There are also idea that are floating around for LAMMPS itself that may be helpful in combination with the GUI, like the idea of a framework of identifying atom types with element (e.g. from potential files, or guessed from their mass), which in turn would make the color assignment for dump image more in line with other visualization tools. Indeed, dump image has so many options, and many of them are hard and non-intuitive to use, I am thinking of ways to introduce some abstractions to the Image Viewer and expose those to dialogs or radioboxes or checkboxes or the preferences.

The Qt libraries have a way to use a built-in help system based on compressed html files: The Qt Help Framework | Qt Help 5.15.14, but I have not yet tried it out.
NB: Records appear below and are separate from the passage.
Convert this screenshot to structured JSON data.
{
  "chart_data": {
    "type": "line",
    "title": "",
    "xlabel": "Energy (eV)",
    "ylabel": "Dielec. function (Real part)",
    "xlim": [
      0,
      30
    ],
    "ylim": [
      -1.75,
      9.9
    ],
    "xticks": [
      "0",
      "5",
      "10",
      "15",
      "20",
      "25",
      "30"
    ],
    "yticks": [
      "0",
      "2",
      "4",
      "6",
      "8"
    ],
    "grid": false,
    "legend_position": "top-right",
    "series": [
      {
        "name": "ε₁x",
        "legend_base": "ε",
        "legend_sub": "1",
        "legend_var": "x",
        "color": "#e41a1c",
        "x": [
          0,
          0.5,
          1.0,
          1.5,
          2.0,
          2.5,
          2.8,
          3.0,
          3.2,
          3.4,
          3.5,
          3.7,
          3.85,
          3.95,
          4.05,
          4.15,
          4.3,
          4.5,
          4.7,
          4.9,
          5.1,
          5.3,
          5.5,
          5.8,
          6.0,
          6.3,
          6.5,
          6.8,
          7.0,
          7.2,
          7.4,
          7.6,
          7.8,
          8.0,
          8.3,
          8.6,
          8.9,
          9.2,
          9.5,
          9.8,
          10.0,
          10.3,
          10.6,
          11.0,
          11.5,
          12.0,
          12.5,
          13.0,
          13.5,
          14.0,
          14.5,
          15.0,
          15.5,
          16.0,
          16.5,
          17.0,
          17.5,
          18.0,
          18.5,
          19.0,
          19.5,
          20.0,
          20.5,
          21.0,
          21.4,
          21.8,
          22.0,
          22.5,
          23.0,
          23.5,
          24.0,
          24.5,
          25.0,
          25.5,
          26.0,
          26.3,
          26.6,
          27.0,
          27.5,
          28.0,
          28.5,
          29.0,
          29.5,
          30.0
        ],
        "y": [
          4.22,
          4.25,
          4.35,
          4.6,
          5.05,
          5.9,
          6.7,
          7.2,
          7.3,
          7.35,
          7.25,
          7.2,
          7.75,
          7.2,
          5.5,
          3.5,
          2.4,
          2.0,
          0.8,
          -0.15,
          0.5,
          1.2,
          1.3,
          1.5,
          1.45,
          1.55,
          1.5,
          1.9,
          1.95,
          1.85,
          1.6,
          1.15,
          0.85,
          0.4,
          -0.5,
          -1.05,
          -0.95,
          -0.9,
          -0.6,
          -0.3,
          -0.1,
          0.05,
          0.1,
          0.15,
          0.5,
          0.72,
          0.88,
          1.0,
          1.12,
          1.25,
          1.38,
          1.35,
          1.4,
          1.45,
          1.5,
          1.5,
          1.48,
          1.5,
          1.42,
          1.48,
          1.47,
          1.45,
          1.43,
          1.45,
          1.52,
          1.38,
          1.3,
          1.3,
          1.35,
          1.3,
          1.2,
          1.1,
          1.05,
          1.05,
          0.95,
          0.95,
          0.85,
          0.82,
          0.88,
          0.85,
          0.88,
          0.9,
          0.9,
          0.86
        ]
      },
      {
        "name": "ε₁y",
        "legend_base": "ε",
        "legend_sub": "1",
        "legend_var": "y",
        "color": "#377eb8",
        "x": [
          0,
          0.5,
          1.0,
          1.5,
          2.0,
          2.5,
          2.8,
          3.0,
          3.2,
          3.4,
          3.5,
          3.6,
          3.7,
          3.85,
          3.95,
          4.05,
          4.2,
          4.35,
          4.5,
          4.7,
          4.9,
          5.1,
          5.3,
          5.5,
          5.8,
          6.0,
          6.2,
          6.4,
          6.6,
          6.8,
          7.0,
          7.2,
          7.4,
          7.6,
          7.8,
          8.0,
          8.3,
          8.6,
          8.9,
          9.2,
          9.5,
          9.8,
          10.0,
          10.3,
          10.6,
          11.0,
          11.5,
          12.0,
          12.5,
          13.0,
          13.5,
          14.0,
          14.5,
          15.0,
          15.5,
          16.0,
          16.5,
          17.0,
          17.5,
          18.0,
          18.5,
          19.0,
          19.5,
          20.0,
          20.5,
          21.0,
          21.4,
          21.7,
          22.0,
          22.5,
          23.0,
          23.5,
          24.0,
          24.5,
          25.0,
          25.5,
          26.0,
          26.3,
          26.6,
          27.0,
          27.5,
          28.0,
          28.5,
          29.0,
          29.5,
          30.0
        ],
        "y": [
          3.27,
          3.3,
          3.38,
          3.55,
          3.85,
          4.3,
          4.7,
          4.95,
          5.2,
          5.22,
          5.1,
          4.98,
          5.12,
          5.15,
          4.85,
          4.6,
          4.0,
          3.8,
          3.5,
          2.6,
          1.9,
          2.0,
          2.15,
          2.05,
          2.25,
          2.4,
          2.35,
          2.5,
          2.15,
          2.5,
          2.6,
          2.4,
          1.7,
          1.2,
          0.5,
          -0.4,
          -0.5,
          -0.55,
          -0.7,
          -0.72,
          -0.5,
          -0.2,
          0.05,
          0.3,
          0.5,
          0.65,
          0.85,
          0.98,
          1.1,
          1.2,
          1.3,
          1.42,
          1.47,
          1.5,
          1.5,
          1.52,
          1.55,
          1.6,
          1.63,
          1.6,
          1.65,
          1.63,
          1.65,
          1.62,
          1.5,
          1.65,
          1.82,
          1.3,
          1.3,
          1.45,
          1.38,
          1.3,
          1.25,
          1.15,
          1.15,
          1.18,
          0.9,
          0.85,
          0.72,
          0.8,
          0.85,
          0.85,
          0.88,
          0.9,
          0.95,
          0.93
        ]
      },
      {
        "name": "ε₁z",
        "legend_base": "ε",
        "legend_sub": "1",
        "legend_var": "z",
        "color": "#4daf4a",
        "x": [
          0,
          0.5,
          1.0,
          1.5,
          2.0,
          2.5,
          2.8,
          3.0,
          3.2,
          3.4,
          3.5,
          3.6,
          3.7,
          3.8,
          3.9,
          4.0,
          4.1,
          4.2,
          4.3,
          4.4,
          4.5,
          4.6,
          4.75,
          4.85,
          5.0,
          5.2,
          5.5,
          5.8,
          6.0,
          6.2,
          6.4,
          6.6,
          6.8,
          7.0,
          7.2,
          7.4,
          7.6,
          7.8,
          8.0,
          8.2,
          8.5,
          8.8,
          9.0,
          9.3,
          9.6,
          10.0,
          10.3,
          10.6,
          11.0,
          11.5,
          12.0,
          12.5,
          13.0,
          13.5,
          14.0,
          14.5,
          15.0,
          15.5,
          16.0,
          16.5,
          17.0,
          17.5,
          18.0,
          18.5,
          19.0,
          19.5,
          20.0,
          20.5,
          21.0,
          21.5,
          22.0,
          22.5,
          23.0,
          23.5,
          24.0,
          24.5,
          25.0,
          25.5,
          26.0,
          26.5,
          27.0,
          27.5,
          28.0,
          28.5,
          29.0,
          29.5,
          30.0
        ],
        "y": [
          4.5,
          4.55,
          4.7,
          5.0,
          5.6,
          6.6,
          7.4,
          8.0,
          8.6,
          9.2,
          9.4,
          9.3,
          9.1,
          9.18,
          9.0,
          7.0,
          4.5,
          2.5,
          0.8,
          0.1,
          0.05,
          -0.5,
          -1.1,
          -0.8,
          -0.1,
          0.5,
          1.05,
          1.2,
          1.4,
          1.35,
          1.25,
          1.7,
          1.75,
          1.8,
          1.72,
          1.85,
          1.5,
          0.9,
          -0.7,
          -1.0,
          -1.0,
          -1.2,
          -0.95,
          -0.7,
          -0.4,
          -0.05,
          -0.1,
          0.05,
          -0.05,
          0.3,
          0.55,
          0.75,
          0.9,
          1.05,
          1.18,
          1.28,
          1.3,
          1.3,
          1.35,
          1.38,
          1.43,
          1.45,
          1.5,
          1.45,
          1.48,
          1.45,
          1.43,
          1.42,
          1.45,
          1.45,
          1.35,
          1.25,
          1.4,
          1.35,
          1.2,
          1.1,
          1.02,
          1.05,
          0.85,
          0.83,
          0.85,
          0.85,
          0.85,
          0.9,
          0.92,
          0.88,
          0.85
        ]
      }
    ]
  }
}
My main concern is that we make extensive use of MathJAX in the documentation and that may be asking a bit too much.

That said, there is a way to translate the LAMMPS documentation for epub (and convert it to .mobi) where all the embedded LaTeX code is converted to pictures. There might be a way to set that up for regular html output. However, that is currently producing a bunch of error from the conversion (could probably be debugged and fixed). So those need to be fixed first.


Version 1.2 is now available at: LAMMPS Static Linux and GUI Binary Download Repository: .
This version has all problems that I know of addressed and will likely be included as is in the next feature release.
Now there is also some documentation: Once the feature release is out, it can be directly loaded from the web.